Par Gregory Ardois-Remaud

 

Quand on parle avec un public, peu au fait de la communauté LGBT, ils ne comprennent pas ce que ça change d’être un senior LGBT. Pouvez-vous en rappeler les spécificités ?
Les seniors gays d’aujourd’hui ont vécu leur sexualité à une autre époque. Ils sont de la génération «pissotière et porte cochère » où l’homosexualité était classifiée comme maladie mentale et où l’idée d’avoir une vie amoureuse était, bien souvent, purement et simplement proscrite. Voilà pourquoi beaucoup ont été mariés avec une personne du sexe opposé et ont, parfois, même eu des enfants. Ils ont intégré cette homophobie qui a déteint sur leur manière de se représenter eux-mêmes. Par conséquent, l’homophobie du monde extérieur vient les frapper d’autant plus durement qu’ils se sentent désarmés. Ils ont vécu parfois dans le secret toute leur vie. Comment alors en parler, une fois âgé, quand l’environnement y est hostile ?

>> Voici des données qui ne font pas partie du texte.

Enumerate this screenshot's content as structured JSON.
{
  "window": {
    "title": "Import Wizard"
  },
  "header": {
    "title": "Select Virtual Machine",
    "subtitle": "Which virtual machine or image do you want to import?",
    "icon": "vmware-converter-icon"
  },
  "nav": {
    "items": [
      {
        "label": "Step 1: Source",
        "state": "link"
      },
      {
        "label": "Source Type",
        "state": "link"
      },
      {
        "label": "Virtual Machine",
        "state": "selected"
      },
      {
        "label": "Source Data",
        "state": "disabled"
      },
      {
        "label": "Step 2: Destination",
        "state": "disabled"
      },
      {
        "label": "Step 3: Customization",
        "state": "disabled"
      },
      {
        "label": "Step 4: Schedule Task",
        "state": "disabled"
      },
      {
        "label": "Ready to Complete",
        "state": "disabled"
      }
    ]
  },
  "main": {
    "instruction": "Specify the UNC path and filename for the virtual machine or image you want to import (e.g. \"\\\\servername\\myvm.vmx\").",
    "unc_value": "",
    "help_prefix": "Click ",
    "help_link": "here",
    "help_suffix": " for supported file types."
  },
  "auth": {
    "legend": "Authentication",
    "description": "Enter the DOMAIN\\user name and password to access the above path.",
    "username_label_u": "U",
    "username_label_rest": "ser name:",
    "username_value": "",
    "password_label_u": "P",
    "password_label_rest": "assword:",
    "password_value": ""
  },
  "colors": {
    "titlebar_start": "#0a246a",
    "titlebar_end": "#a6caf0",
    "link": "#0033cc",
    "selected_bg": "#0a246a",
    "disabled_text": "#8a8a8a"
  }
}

Dans la communauté gay, elle-même, il y a une certaine discrimination vis-à-vis des plus âgés…

Tout à fait ! Chez les gays, il y a une si grande peur du vieillissement qu’elle conduit parfois à un rejet pur et simple des seniors. Le corps affaibli ou abîmé est rebutant. Combien de profils, sur les applications ou les sites, font apparaître « pas plus de 50 » ou «vieux non merci » ? Cela renforce bien évidemment la dépression des seniors LGBT, pris au piège de cette course à la consommation sexuelle, mais soudain incapables de répondre aux critères pour y entrer.

Quelles sont les angoisses que vos patients vous expriment quand ils viennent vous voir ?
Évidemment, beaucoup de seniors gays vivent la chanson d’Aznavour : Comme ils disent. La sexualité ayant été taboue dans leur cercle familial, et parfois même amical, ils se retrouvent souvent esseulés arrivés au grand âge.